GF: How did your graduate experience at Dartmouth prepare you for your position as a professor?
PW: As a graduate student, I had the opportunity to be a teaching assistant for several different courses. I feel that being a TA was great preparation for the teaching that I do now. The undergraduate students at Dartmouth are very bright and working with them was both challenging and satisfying. Although at the time I was primarily interested in being in the lab and working on my research, I think it would have been much harder for me to transition to a faculty position had I not had the chance to observe Dartmouth professors teaching and work with undergraduates there.
GF: What was it that made you decide you wanted to be a part of the Graduate Alumni Council?
PW: There are really two reasons that I decided to get involved in the Alumni Council. The first is that as a professional, I feel that it is important to maintain connections with the institution where you studied. As a graduate student, you are heavily involved in the work of your advisor, and when you graduate, you tend to maintain that connection to your mentor as you become a young faculty member. However, it is also important to have broader connections to the institution as a whole and to have interactions with your other classmates. I think that at the time I graduated, there was less emphasis on mentoring activities and maintaining connections, but now there is starting to be more recognition of how important these mentoring connections are.

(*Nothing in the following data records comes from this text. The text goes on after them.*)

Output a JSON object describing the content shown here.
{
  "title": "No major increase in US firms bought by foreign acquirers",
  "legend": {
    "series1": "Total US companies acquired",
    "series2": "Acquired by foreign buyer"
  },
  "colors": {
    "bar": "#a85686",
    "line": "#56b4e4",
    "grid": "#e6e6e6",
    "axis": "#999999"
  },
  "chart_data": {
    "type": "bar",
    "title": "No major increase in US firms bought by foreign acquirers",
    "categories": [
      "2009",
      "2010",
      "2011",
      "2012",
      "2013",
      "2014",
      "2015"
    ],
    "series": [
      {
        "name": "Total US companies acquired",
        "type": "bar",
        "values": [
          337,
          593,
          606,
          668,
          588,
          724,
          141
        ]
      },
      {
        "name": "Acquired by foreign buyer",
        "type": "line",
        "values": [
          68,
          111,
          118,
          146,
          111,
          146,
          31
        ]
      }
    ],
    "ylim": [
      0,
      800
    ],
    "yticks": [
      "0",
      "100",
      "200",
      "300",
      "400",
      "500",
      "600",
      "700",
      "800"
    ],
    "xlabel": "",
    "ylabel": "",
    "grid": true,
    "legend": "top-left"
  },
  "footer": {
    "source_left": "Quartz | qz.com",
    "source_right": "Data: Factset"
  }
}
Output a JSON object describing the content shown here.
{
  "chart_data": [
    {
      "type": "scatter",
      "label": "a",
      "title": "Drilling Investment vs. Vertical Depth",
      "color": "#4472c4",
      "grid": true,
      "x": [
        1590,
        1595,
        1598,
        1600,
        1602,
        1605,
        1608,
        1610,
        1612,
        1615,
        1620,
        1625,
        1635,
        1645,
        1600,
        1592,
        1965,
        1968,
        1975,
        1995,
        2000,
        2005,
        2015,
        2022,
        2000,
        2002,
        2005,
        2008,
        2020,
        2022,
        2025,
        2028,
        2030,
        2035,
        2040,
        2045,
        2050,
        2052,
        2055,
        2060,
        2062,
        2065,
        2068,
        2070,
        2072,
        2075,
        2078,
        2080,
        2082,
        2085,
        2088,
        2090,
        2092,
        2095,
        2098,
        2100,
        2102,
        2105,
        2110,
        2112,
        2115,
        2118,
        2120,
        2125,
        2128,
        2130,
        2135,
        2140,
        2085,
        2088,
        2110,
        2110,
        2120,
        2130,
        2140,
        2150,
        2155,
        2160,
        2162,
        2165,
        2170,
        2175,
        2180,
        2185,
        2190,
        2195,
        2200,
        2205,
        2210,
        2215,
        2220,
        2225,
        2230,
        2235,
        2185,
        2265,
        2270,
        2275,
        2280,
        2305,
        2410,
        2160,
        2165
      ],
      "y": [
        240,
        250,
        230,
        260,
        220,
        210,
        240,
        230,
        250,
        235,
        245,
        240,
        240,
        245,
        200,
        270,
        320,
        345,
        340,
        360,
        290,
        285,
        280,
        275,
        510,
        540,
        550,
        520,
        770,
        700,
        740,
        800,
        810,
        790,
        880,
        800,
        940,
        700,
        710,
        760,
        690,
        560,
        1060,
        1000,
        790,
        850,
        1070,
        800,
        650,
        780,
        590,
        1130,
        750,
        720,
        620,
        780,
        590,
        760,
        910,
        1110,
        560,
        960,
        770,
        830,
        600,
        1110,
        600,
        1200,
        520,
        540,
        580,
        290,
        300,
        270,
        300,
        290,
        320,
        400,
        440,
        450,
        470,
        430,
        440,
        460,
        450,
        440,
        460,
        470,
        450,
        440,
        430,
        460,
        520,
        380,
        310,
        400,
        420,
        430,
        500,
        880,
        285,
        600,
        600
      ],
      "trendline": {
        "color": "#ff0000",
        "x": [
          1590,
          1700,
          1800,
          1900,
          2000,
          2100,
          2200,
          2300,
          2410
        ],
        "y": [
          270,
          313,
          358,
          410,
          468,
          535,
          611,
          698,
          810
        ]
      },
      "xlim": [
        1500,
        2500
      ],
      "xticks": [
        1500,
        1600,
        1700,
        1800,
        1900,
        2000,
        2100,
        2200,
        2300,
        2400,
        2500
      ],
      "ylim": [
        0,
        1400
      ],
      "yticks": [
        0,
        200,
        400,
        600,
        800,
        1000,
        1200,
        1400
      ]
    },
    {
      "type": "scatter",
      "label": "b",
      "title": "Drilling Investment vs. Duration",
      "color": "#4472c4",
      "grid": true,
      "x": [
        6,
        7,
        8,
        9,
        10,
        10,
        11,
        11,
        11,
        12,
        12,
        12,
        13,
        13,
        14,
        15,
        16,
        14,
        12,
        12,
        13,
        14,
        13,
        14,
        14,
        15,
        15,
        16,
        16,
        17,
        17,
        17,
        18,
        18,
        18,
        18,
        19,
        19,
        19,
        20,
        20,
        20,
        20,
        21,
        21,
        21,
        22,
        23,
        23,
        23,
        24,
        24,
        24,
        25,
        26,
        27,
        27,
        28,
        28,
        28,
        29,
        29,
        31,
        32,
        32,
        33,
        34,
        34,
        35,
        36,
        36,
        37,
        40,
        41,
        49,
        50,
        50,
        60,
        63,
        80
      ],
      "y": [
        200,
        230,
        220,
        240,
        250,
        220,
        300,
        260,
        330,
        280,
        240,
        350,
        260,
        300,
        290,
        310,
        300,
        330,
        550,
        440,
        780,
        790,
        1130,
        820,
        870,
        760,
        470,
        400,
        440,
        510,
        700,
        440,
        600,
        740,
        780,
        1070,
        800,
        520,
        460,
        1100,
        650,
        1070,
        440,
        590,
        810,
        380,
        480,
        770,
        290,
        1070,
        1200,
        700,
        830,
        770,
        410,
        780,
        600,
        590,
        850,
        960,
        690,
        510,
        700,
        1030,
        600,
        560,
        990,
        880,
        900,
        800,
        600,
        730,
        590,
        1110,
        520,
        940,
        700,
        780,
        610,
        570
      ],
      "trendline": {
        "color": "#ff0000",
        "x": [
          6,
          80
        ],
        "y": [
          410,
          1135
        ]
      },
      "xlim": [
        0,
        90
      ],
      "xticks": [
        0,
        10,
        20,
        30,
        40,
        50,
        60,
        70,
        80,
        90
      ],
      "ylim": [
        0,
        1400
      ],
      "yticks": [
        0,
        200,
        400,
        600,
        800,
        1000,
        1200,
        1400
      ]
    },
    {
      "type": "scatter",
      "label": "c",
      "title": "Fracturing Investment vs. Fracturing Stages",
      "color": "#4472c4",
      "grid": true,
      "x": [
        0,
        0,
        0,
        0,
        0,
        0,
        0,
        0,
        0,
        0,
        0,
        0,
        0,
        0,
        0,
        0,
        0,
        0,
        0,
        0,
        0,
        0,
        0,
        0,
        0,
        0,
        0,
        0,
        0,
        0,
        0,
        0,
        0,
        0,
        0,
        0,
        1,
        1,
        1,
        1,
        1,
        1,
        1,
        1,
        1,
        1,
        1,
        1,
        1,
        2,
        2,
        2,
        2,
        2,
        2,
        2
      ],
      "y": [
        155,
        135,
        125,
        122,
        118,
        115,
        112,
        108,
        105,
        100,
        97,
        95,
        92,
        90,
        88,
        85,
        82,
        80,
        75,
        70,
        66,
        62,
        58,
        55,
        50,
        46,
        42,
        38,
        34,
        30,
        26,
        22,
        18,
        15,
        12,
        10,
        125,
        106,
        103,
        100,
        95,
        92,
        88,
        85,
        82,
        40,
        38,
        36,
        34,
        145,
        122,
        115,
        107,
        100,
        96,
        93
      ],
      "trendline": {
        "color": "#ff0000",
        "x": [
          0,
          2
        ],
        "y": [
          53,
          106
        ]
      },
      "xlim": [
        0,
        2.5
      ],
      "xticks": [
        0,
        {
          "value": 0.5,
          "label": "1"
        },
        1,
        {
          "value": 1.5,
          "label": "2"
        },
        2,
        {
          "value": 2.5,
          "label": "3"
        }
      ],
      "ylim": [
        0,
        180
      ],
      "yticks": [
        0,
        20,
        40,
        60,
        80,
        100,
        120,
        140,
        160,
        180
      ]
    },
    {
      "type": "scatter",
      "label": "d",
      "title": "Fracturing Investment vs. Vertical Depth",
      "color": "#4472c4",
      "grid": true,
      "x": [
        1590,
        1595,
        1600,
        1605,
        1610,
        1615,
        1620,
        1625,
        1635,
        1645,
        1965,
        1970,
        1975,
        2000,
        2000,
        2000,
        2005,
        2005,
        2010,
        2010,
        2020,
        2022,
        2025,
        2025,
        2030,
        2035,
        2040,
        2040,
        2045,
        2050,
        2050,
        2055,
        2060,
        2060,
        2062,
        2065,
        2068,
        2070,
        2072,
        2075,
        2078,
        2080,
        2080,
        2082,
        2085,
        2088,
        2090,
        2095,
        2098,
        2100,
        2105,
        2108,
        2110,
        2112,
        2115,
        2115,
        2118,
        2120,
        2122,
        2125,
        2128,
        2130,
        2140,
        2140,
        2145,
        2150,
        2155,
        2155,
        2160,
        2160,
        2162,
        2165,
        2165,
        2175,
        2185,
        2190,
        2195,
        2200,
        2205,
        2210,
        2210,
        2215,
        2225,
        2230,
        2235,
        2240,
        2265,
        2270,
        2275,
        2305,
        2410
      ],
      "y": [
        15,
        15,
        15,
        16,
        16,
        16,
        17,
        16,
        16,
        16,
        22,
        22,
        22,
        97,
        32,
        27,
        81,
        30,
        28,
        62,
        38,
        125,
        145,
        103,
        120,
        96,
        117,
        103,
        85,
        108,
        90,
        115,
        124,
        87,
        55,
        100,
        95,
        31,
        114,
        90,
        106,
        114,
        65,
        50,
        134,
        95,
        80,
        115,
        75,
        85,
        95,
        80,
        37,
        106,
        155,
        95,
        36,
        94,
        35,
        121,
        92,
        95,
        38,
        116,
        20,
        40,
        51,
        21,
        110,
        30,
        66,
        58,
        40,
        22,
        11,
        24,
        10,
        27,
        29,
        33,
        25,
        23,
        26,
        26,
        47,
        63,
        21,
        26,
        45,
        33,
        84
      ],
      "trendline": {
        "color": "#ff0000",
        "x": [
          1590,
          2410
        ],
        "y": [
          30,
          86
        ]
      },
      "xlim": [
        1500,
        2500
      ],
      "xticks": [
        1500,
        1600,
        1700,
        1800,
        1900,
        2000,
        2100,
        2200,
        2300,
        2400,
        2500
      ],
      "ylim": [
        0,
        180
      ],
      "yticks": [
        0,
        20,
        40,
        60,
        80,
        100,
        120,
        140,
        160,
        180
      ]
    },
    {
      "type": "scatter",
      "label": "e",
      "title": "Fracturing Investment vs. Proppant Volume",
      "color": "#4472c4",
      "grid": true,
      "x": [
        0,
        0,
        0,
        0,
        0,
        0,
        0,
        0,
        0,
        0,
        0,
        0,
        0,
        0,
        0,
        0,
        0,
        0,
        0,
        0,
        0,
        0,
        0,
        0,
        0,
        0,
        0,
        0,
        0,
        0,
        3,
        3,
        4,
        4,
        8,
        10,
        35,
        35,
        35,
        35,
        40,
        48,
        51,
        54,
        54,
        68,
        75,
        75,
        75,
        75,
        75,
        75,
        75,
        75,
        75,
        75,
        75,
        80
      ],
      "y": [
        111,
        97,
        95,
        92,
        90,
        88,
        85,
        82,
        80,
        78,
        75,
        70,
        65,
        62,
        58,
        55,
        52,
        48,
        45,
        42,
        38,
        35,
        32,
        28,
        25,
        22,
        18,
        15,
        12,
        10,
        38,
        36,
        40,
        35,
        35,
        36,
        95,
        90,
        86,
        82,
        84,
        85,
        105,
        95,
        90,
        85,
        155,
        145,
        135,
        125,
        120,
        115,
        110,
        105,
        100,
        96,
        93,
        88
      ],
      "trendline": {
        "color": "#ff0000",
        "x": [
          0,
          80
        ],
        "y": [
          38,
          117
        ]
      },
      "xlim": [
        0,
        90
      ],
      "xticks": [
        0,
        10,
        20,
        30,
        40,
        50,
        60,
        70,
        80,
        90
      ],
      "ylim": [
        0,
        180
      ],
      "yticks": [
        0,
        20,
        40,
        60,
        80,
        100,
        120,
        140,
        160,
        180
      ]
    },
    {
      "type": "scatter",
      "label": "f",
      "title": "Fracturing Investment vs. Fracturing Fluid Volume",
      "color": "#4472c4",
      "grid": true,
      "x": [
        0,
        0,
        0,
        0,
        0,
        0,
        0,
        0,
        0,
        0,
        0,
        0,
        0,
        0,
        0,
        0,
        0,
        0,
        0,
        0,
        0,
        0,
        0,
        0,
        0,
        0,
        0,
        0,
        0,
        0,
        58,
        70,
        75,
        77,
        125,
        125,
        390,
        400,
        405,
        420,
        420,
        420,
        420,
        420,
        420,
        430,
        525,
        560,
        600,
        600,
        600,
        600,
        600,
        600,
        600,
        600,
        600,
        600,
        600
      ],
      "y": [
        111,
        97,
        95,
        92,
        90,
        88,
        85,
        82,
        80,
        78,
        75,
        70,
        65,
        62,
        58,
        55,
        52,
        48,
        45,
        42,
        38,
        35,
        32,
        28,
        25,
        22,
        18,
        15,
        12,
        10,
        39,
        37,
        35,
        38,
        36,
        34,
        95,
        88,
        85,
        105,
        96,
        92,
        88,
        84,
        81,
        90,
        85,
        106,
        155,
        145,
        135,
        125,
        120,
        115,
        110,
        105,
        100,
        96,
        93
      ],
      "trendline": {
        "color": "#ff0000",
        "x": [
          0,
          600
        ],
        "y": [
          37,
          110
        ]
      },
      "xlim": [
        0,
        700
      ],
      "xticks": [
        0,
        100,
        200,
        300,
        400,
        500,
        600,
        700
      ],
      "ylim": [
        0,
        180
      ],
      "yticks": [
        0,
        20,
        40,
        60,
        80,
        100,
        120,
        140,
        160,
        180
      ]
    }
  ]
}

The second reason that I decided to join the Council was that I am already involved in the Pioneer Valley Dartmouth Alumni Club. My father-in-law, who graduated from Dartmouth in 1939, is very active in the Alumni Club, and I started attending events with him and really enjoyed them. They have annual dinners, activities for families, and other events two to three times a year. Based on my interactions with the Alumni Club, I decided that I would like to be more involved in the broader Dartmouth alumni community and joining the Council seemed like a great way to get involved.
GF: Do you have any specific goals for the Alumni Council?
PW: My main goal is to enhance the opportunities for graduate alumni to get involved in the Dartmouth community.
We thank Professor Wadsworth for taking the time to talk with us, and we look forward to working with her in the future to promote the work of the Graduate Alumni Council!